KCNE1 slows the voltage sensors of KCNQ1

ORCiD

Carlos A. Villalba-Galea: 0000-0002-6489-4651

Document Type

Poster

Conference Title/Conference Publication

Biophysical Journal

Organization

Biophysical Society 56th Annual Meeting

Location

San Diego, CA

Conference Dates

February 25-29, 2012

Date of Presentation

2-25-2012

ISSN

0006-3495

Volume

102

Issue

3, Supplement 1

DOI

10.1016/j.bpj.2011.11.100

First Page

14a

Abstract

KCNQ1 α-subunits assemble with KCNE1 forming the slow cardiac potassium channel IKs. KCNE1 alters currents of α-subunits by slowing activation and deactivation kinetics, suppressing inactivation, and increasing single-channel conductance. Attempts to elucidate the mechanism of KCNE1-induced slowing of kinetics have come to discrepant conclusions. Two studies using chemical modifiers and cys-substitution in the KCNQ1 S4 supported one model where KCNE1 acts on voltage-sensors alone and another where only the activation-gate is affected. A fluorimetric study argued for effects on sensors and the gate (Osteen et al, PNAS 2010). To address the controversy, we used cut-open oocyte vaseline-gap clamp to record gating currents, ionic currents and perform site-directed, voltage-clamp fluorimetry (VCF).
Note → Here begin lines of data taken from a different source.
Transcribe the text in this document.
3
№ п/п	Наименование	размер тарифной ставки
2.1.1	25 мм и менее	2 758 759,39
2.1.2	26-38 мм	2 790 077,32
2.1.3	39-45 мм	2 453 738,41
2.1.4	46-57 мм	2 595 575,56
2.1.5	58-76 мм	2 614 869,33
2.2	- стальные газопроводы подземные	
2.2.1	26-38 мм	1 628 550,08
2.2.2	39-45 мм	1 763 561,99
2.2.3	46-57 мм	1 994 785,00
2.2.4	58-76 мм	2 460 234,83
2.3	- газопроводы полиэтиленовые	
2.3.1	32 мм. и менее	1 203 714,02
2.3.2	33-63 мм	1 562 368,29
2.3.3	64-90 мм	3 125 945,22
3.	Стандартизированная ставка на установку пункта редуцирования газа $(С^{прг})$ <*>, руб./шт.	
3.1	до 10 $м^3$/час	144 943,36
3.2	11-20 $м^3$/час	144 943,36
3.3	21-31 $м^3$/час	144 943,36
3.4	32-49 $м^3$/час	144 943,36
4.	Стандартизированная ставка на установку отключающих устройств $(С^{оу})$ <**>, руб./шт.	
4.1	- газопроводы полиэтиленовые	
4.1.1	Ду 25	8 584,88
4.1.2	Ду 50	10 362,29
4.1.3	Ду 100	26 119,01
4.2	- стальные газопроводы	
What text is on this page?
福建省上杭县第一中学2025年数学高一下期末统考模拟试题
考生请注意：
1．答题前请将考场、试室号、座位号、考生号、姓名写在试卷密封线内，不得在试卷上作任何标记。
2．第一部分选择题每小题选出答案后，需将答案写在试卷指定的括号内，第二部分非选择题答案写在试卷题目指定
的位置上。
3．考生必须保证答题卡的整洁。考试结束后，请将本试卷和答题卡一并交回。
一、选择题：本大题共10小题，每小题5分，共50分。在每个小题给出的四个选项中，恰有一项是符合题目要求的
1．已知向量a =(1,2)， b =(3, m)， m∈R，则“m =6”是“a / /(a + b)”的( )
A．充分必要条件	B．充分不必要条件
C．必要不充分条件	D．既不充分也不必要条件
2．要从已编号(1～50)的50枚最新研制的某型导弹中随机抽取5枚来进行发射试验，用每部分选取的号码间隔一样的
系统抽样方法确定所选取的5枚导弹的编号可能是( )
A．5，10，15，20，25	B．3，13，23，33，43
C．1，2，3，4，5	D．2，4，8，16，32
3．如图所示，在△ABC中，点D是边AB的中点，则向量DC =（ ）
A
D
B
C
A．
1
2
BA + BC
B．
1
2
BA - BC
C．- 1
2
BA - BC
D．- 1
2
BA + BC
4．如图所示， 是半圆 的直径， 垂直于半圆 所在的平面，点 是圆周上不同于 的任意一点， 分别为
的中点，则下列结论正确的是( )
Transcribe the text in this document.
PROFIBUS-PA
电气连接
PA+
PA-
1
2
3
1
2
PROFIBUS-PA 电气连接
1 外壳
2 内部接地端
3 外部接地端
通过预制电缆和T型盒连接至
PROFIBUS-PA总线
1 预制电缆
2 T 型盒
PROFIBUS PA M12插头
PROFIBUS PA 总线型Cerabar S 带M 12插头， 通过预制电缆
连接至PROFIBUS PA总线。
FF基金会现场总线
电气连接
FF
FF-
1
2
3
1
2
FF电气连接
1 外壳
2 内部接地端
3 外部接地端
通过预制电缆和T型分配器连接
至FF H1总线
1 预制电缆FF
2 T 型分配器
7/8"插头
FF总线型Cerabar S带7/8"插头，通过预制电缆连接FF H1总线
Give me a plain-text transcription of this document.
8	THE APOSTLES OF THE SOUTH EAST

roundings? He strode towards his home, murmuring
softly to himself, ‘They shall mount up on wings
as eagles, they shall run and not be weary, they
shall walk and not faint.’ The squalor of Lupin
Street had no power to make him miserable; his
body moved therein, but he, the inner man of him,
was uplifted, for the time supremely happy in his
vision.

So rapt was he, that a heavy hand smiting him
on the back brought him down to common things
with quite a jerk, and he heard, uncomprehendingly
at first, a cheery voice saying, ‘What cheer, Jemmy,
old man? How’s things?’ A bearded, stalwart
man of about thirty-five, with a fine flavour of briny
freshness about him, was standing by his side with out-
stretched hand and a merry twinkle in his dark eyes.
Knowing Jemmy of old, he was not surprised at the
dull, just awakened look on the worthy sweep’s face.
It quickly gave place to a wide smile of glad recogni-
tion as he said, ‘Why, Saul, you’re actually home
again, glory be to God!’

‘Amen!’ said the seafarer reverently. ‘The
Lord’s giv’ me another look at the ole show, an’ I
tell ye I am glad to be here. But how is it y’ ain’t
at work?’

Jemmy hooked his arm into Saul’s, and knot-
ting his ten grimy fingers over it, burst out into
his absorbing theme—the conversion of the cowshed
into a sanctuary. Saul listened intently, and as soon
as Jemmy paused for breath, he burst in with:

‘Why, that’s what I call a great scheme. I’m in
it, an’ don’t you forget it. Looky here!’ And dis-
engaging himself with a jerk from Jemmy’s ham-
Gating currents show that voltage-sensor movement precedes pore opening in channels with only KCNQ1 α-subunits. VCF confirms this result. While ionic currents have a lag before activation, gating and fluorescence changes do not; this indicates a final concerted step after voltage sensors move before pore opening. In contrast, channels with KCNE1 show voltage-sensor movements with no lag that are ∼20-fold slower and mirror slowing of ionic current activation. These findings are unlike those made by Osteen et al. We used a smaller dye inserted closer to S4 and measured ionic current and fluorescence simultaneously in the same cells. We observe a matching and expected shift in the IKs fluorescence-voltage and ionic current-voltage relationships of +50 mV with KCNE1 and do not see voltage-sensor movements at hyperpolarized voltages as they report.

Both KCNQ1 and IKs channels have voltage-sensor kinetics almost as slow as ionic activation. Our simultaneous kinetic recordings of fluorescence and ionic currents support a model in which IKs channels are slowed purely by an effect of KCNE1 on the KCNQ1 voltage sensors. Support: HL105949 and GM030376.